So your a crossdresser, or transvestite, or Transgender, whatever. You have good friends you tell everything to, your like brothers, you would both give your lives for each other. But, do you take the big step of telling them about your cross dressing side? I’m sure many have thought of this, and came to different conclusions. It ranks up there with married cross dressers telling their wife, do they or not?
As always it depends on so many things, the type of friendship it is, the type of people they are, how much you could lose or gain. Now your little Bilinda here has told her two best friends, Kelly and Ashley. But they are a lesbian couple I live with, so that is soooo different than most! I also have a guy friend who lives in Vermont. He was that friend you have in High school, we grew up together, went camping, fishing, all that stuff.
Now the last time I was up there I kinda”tested” the waters, bringing up this and that, showing him pictures of me I said was from Halloween, stuff like that! From his reaction he would rather not know about it, so I let it go. He may or may not know now, but he just will not talk about it. So that brings something to mind, what do you have to gain?
Sometimes the gain we get from something is not worth the risk. Say your a crossdresser in Texas, out with 6 hunting buddies at a hunting camp, all getting smashed by the campfire. Everyone has to say something no one else knows. Bubba says “I got my 4X4 stuck and had a tow truck pull it out”. Scarface says “I once had my wife pull out a sliver instead of just cutting it out”.
Your turn comes: “I love putting on pink panties and fishnet stockings that match my high heels, then put on eye shadow with a #2 pencil and apply MAC foundation all over my moisturized face”!
Now, in case you don’t see it, the risk here kinda outweighs the gain, don’tcha think? If you say nothing your still good friends, nothing has changed, and you don’t have to get the doctor to reset your arm! But, there are times when maybe they kinda know, or they are the type that really understands. Perhaps they are gay, or you have a girl-friend that would be more understanding.

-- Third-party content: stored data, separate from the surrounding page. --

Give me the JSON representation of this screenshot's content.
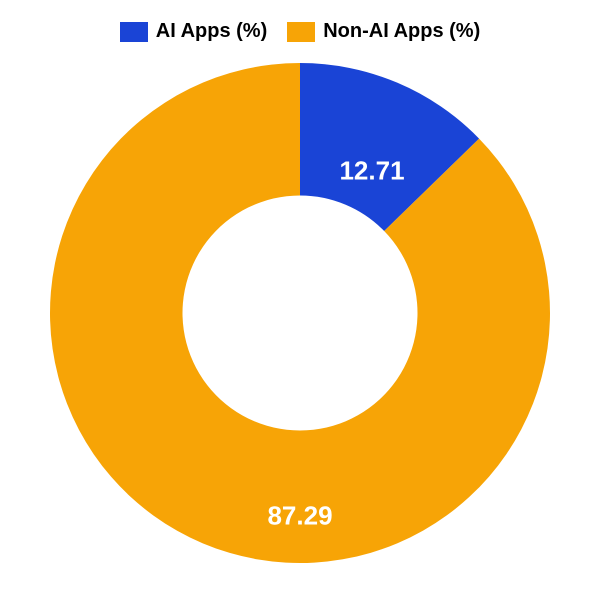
{
  "legend": {
    "ai": "AI Apps (%)",
    "non_ai": "Non-AI Apps (%)"
  },
  "chart_data": {
    "type": "pie",
    "series": [
      {
        "name": "AI Apps (%)",
        "value": 12.71,
        "color": "#1a44d6"
      },
      {
        "name": "Non-AI Apps (%)",
        "value": 87.29,
        "color": "#f7a406"
      }
    ],
    "labels": {
      "ai": "12.71",
      "non_ai": "87.29"
    },
    "donut_inner_ratio": 0.47
  }
}
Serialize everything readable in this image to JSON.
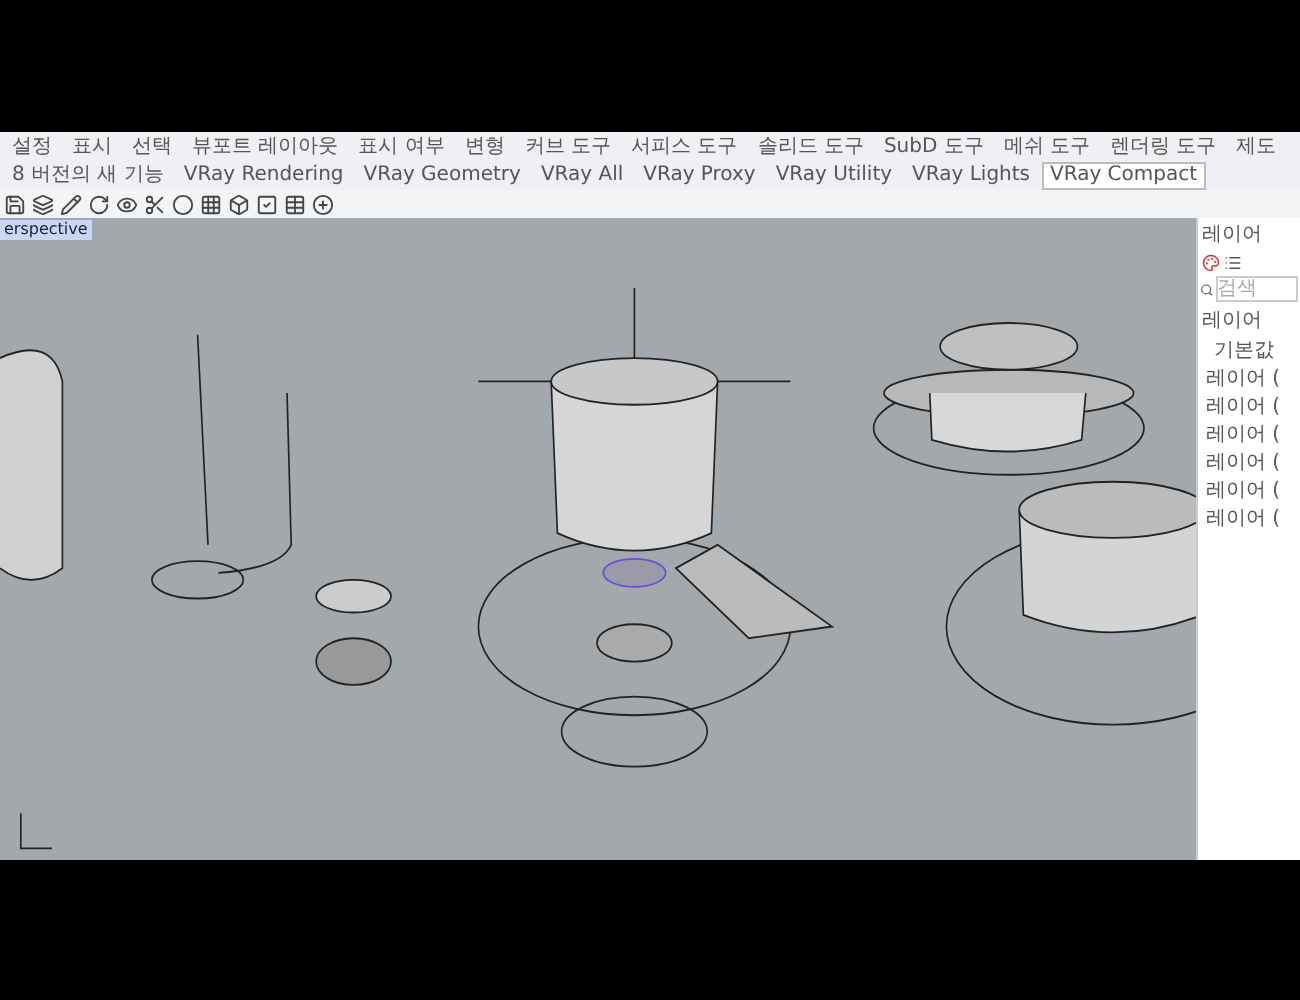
{
  "tabs": [
    {
      "label": "설정",
      "selected": false
    },
    {
      "label": "표시",
      "selected": false
    },
    {
      "label": "선택",
      "selected": false
    },
    {
      "label": "뷰포트 레이아웃",
      "selected": false
    },
    {
      "label": "표시 여부",
      "selected": false
    },
    {
      "label": "변형",
      "selected": false
    },
    {
      "label": "커브 도구",
      "selected": false
    },
    {
      "label": "서피스 도구",
      "selected": false
    },
    {
      "label": "솔리드 도구",
      "selected": false
    },
    {
      "label": "SubD 도구",
      "selected": false
    },
    {
      "label": "메쉬 도구",
      "selected": false
    },
    {
      "label": "렌더링 도구",
      "selected": false
    },
    {
      "label": "제도",
      "selected": false
    },
    {
      "label": "8 버전의 새 기능",
      "selected": false
    },
    {
      "label": "VRay Rendering",
      "selected": false
    },
    {
      "label": "VRay Geometry",
      "selected": false
    },
    {
      "label": "VRay All",
      "selected": false
    },
    {
      "label": "VRay Proxy",
      "selected": false
    },
    {
      "label": "VRay Utility",
      "selected": false
    },
    {
      "label": "VRay Lights",
      "selected": false
    },
    {
      "label": "VRay Compact",
      "selected": true
    }
  ],
  "viewport": {
    "label": "erspective"
  },
  "layers_panel": {
    "title": "레이어",
    "search": {
      "placeholder": "검색"
    },
    "header": "레이어",
    "items": [
      "기본값",
      "레이어 (",
      "레이어 (",
      "레이어 (",
      "레이어 (",
      "레이어 (",
      "레이어 ("
    ]
  }
}
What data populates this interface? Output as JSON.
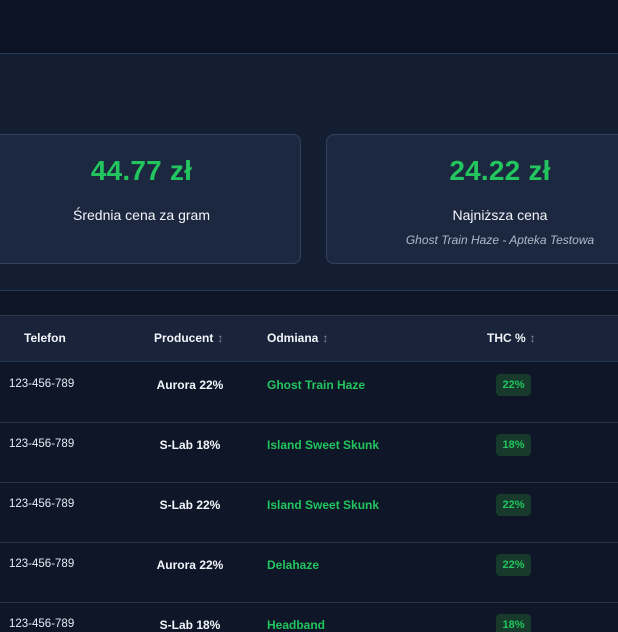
{
  "stats": {
    "avg_price": {
      "value": "44.77 zł",
      "label": "Średnia cena za gram"
    },
    "min_price": {
      "value": "24.22 zł",
      "label": "Najniższa cena",
      "sub": "Ghost Train Haze - Apteka Testowa"
    }
  },
  "table": {
    "headers": {
      "phone": "Telefon",
      "producer": "Producent",
      "strain": "Odmiana",
      "thc": "THC %",
      "sort_icon": "↕"
    },
    "rows": [
      {
        "phone": "123-456-789",
        "producer": "Aurora 22%",
        "strain": "Ghost Train Haze",
        "thc": "22%"
      },
      {
        "phone": "123-456-789",
        "producer": "S-Lab 18%",
        "strain": "Island Sweet Skunk",
        "thc": "18%"
      },
      {
        "phone": "123-456-789",
        "producer": "S-Lab 22%",
        "strain": "Island Sweet Skunk",
        "thc": "22%"
      },
      {
        "phone": "123-456-789",
        "producer": "Aurora 22%",
        "strain": "Delahaze",
        "thc": "22%"
      },
      {
        "phone": "123-456-789",
        "producer": "S-Lab 18%",
        "strain": "Headband",
        "thc": "18%"
      }
    ]
  },
  "colors": {
    "accent": "#22c55e",
    "background": "#0e1628",
    "card": "#1c2840"
  }
}
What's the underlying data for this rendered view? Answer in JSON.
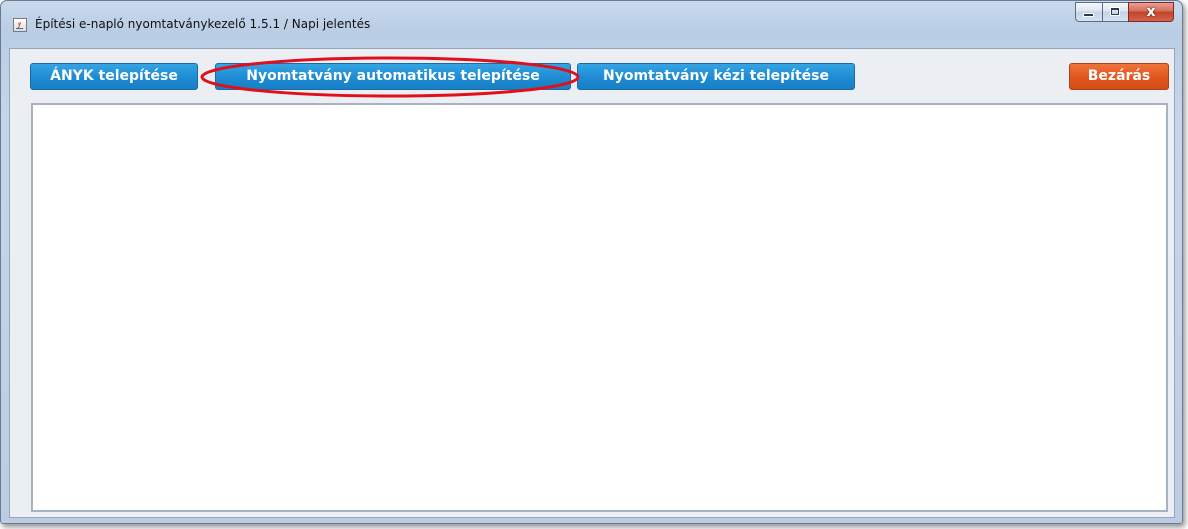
{
  "window": {
    "title": "Építési e-napló nyomtatványkezelő 1.5.1 / Napi jelentés",
    "icon": "java-app-icon",
    "controls": {
      "minimize_icon": "minimize-icon",
      "maximize_icon": "maximize-icon",
      "close_icon": "close-icon",
      "close_glyph": "x"
    }
  },
  "toolbar": {
    "anyk_install_label": "ÁNYK telepítése",
    "auto_install_label": "Nyomtatvány automatikus telepítése",
    "manual_install_label": "Nyomtatvány kézi telepítése",
    "close_label": "Bezárás"
  },
  "colors": {
    "button_blue": "#1e8bd2",
    "button_orange": "#e0561e",
    "highlight_ring": "#e0101a"
  }
}
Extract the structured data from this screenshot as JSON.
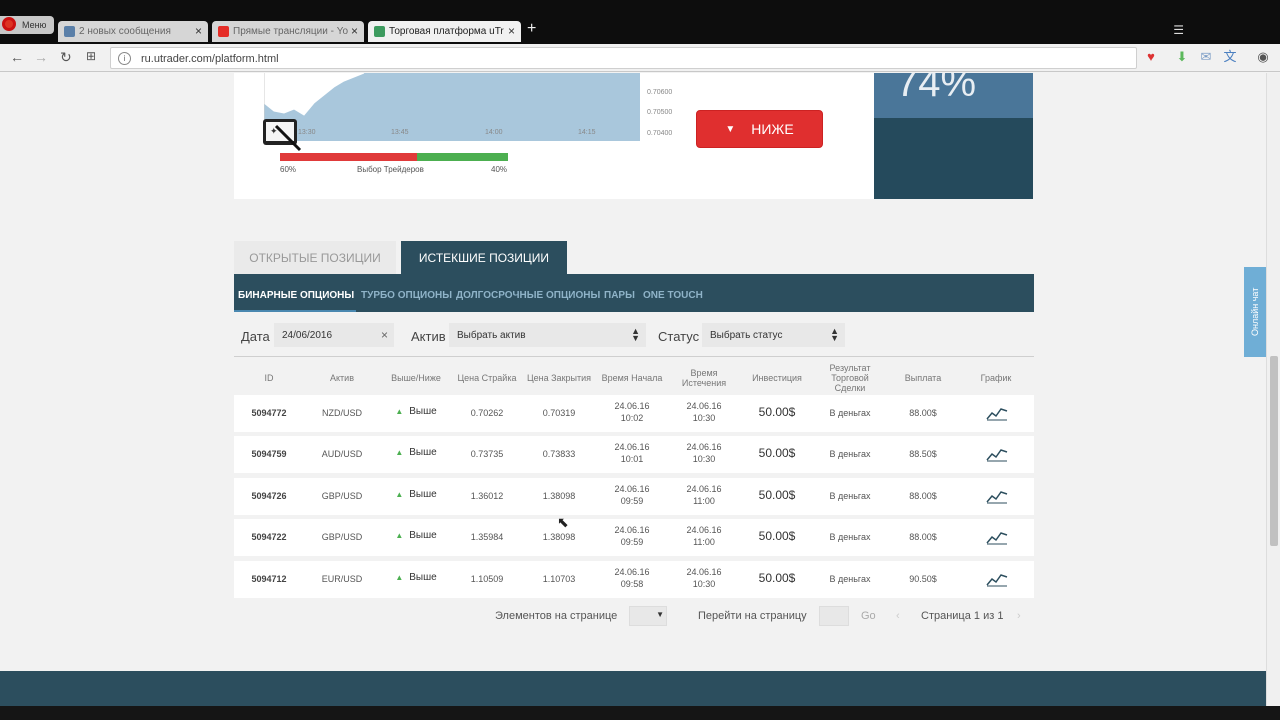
{
  "browser": {
    "menu_label": "Меню",
    "tabs": [
      {
        "label": "2 новых сообщения",
        "active": false
      },
      {
        "label": "Прямые трансляции - Yo",
        "active": false
      },
      {
        "label": "Торговая платформа uTr",
        "active": true
      }
    ],
    "new_tab": "+",
    "url": "ru.utrader.com/platform.html"
  },
  "top_panel": {
    "chart_x_ticks": [
      "13:30",
      "13:45",
      "14:00",
      "14:15"
    ],
    "chart_y_ticks": [
      "0.70600",
      "0.70500",
      "0.70400"
    ],
    "traders_choice_label": "Выбор Трейдеров",
    "traders_left_pct": "60%",
    "traders_right_pct": "40%",
    "traders_left_fraction": 0.6,
    "lower_button": "НИЖЕ",
    "payout_pct": "74%",
    "colors": {
      "red": "#e02f2f",
      "green": "#4caf50",
      "dark": "#254a5c",
      "accent": "#4a7699"
    }
  },
  "position_tabs": [
    {
      "label": "ОТКРЫТЫЕ ПОЗИЦИИ",
      "active": false
    },
    {
      "label": "ИСТЕКШИЕ ПОЗИЦИИ",
      "active": true
    }
  ],
  "subnav": [
    {
      "label": "БИНАРНЫЕ ОПЦИОНЫ",
      "active": true
    },
    {
      "label": "ТУРБО ОПЦИОНЫ",
      "active": false
    },
    {
      "label": "ДОЛГОСРОЧНЫЕ ОПЦИОНЫ",
      "active": false
    },
    {
      "label": "ПАРЫ",
      "active": false
    },
    {
      "label": "ONE TOUCH",
      "active": false
    }
  ],
  "filters": {
    "date_label": "Дата",
    "date_value": "24/06/2016",
    "asset_label": "Актив",
    "asset_placeholder": "Выбрать актив",
    "status_label": "Статус",
    "status_placeholder": "Выбрать статус"
  },
  "table": {
    "headers": {
      "id": "ID",
      "asset": "Актив",
      "direction": "Выше/Ниже",
      "strike": "Цена Страйка",
      "close": "Цена Закрытия",
      "start_1": "Время Начала",
      "expiry_1": "Время",
      "expiry_2": "Истечения",
      "investment": "Инвестиция",
      "result_1": "Результат",
      "result_2": "Торговой",
      "result_3": "Сделки",
      "payout": "Выплата",
      "chart": "График"
    },
    "rows": [
      {
        "id": "5094772",
        "asset": "NZD/USD",
        "direction": "Выше",
        "strike": "0.70262",
        "close": "0.70319",
        "start_date": "24.06.16",
        "start_time": "10:02",
        "exp_date": "24.06.16",
        "exp_time": "10:30",
        "investment": "50.00$",
        "result": "В деньгах",
        "payout": "88.00$"
      },
      {
        "id": "5094759",
        "asset": "AUD/USD",
        "direction": "Выше",
        "strike": "0.73735",
        "close": "0.73833",
        "start_date": "24.06.16",
        "start_time": "10:01",
        "exp_date": "24.06.16",
        "exp_time": "10:30",
        "investment": "50.00$",
        "result": "В деньгах",
        "payout": "88.50$"
      },
      {
        "id": "5094726",
        "asset": "GBP/USD",
        "direction": "Выше",
        "strike": "1.36012",
        "close": "1.38098",
        "start_date": "24.06.16",
        "start_time": "09:59",
        "exp_date": "24.06.16",
        "exp_time": "11:00",
        "investment": "50.00$",
        "result": "В деньгах",
        "payout": "88.00$"
      },
      {
        "id": "5094722",
        "asset": "GBP/USD",
        "direction": "Выше",
        "strike": "1.35984",
        "close": "1.38098",
        "start_date": "24.06.16",
        "start_time": "09:59",
        "exp_date": "24.06.16",
        "exp_time": "11:00",
        "investment": "50.00$",
        "result": "В деньгах",
        "payout": "88.00$"
      },
      {
        "id": "5094712",
        "asset": "EUR/USD",
        "direction": "Выше",
        "strike": "1.10509",
        "close": "1.10703",
        "start_date": "24.06.16",
        "start_time": "09:58",
        "exp_date": "24.06.16",
        "exp_time": "10:30",
        "investment": "50.00$",
        "result": "В деньгах",
        "payout": "90.50$"
      }
    ]
  },
  "pager": {
    "per_page_label": "Элементов на странице",
    "goto_label": "Перейти на страницу",
    "go_button": "Go",
    "page_info": "Страница 1 из 1"
  },
  "chat_label": "Онлайн чат"
}
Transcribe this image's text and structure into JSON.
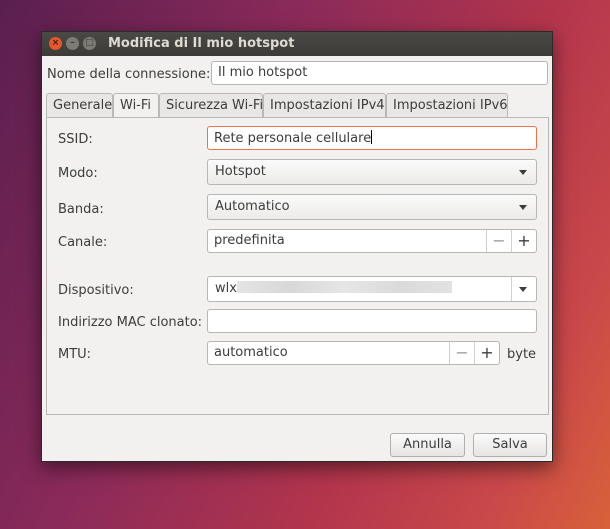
{
  "window": {
    "title": "Modifica di Il mio hotspot",
    "controls": {
      "close": "×",
      "minimize": "–",
      "maximize": "□"
    }
  },
  "connection": {
    "label": "Nome della connessione:",
    "value": "Il mio hotspot"
  },
  "tabs": [
    {
      "label": "Generale",
      "active": false
    },
    {
      "label": "Wi-Fi",
      "active": true
    },
    {
      "label": "Sicurezza Wi-Fi",
      "active": false
    },
    {
      "label": "Impostazioni IPv4",
      "active": false
    },
    {
      "label": "Impostazioni IPv6",
      "active": false
    }
  ],
  "wifi": {
    "ssid": {
      "label": "SSID:",
      "value": "Rete personale cellulare"
    },
    "mode": {
      "label": "Modo:",
      "value": "Hotspot"
    },
    "band": {
      "label": "Banda:",
      "value": "Automatico"
    },
    "channel": {
      "label": "Canale:",
      "value": "predefinita",
      "minus": "−",
      "plus": "+"
    },
    "device": {
      "label": "Dispositivo:",
      "value": "wlx"
    },
    "mac": {
      "label": "Indirizzo MAC clonato:",
      "value": ""
    },
    "mtu": {
      "label": "MTU:",
      "value": "automatico",
      "minus": "−",
      "plus": "+",
      "unit": "byte"
    }
  },
  "buttons": {
    "cancel": "Annulla",
    "save": "Salva"
  },
  "colors": {
    "focus": "#e9754f",
    "titlebar": "#3c3b37",
    "close": "#e4572e"
  }
}
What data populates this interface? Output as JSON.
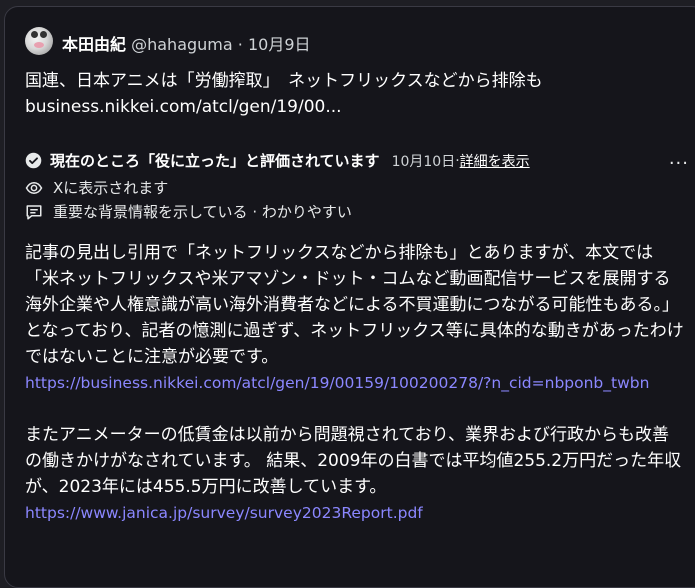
{
  "author": {
    "name": "本田由紀",
    "handle": "@hahaguma",
    "separator": " · ",
    "date": "10月9日"
  },
  "tweet": {
    "line1": "国連、日本アニメは「労働搾取」　ネットフリックスなどから排除も",
    "line2": "business.nikkei.com/atcl/gen/19/00..."
  },
  "note": {
    "status": "現在のところ「役に立った」と評価されています",
    "date": "10月10日",
    "sep": " · ",
    "details_link": "詳細を表示",
    "more_label": "···",
    "shown_on": "Xに表示されます",
    "tags": "重要な背景情報を示している · わかりやすい",
    "paragraph1": "記事の見出し引用で「ネットフリックスなどから排除も」とありますが、本文では「米ネットフリックスや米アマゾン・ドット・コムなど動画配信サービスを展開する海外企業や人権意識が高い海外消費者などによる不買運動につながる可能性もある。」となっており、記者の憶測に過ぎず、ネットフリックス等に具体的な動きがあったわけではないことに注意が必要です。",
    "url1": "https://business.nikkei.com/atcl/gen/19/00159/100200278/?n_cid=nbponb_twbn",
    "paragraph2": "またアニメーターの低賃金は以前から問題視されており、業界および行政からも改善の働きかけがなされています。 結果、2009年の白書では平均値255.2万円だった年収が、2023年には455.5万円に改善しています。",
    "url2": "https://www.janica.jp/survey/survey2023Report.pdf"
  },
  "colors": {
    "background": "#15151b",
    "link": "#8b87ff",
    "text": "#ffffff"
  }
}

So it really comes down to each different situation. If it really means that much to you, and you think they would understand, go ahead. But if you have doubts, a life long friendship could get ruined; never mind the fact that they SHOULD be ok with it, real life is not like that. Plus the more people that know, the more chances someone you don’t want to know will find out. Of course, you can tell your Bilinda here anytime dear!